When pinecone announced a vector database early last year, it was building something specifically designed for machine learning and aimed at data scientists. The idea was that you could request this data in a format that machines understand, making it much faster.
Originally, they were semantic searches where users could search by meaning rather than specific words. However, it turned out that when people put Pinecone to work, there were cases where specific keywords mattered, and today the company announced that it is now possible to perform searches that combine both semantic and keyword searches, which the founder and CEO The company’s Edo Liberty calls hybrid search.
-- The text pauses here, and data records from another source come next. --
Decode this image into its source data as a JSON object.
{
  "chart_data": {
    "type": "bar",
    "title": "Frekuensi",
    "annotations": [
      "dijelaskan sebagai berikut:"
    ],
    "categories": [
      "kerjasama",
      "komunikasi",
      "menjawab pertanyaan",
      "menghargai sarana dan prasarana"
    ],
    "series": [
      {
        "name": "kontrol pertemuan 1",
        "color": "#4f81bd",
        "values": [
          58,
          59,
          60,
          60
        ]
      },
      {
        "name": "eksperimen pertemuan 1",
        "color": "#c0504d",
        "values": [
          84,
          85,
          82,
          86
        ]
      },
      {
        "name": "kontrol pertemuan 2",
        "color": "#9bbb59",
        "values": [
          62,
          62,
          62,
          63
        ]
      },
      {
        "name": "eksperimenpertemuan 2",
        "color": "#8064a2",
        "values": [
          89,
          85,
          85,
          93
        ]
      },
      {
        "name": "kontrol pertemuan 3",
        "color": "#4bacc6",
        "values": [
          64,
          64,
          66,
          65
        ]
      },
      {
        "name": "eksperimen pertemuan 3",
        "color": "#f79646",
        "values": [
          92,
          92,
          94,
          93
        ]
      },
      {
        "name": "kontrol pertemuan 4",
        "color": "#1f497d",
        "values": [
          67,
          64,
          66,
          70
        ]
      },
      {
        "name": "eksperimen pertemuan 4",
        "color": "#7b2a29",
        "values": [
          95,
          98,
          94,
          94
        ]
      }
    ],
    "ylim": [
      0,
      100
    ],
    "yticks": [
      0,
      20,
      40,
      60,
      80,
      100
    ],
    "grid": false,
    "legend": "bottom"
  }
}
“We’ve done a lot of research on this topic and we’ve found that hybrid search gets better eventually [in many cases]. It’s better in the sense that if you can combine both semantic search, it’s the deep NLP coding of sentences that gets the context and meaning and so on, but you can also imbue that with specific keywords… the combination of those two ends up being significantly better,” Liberty told londonbusinessblog.com.
In fact, he says the two complement each other well, especially in cases where industry-specific terms matter. This could be something like a doctor searching for keywords related to a specific disease. In those cases, the medical context can yield better results by combining a question and some specific keywords around a particular disease.
He says that the keywords never take precedence over the semantic question the user is asking, but they provide some additional information to give more meaningful results.
“Maybe you know exactly what you’re looking for, and you can give it extra appeal if you make your semantic search keyword-aware – and that really helps a lot. So I don’t want to throw out the good parts of keyword search [by relying completely on semantic search]. I don’t want the keywords on the driver’s seat, but I don’t want to completely ignore them either,” he said.
As Liberty told us last year during the company’s $28 million Series A, search has become a big use case for the company.
“The vector databases are mainly used for searching, and searching in the broad sense of the word. It’s document search, but you can think of search as information retrieval in general, discovery, recommendation, anomaly detection and so on,” he said at the time.
Pinecone launched in 2019 and has raised $38 million, per Crunch base.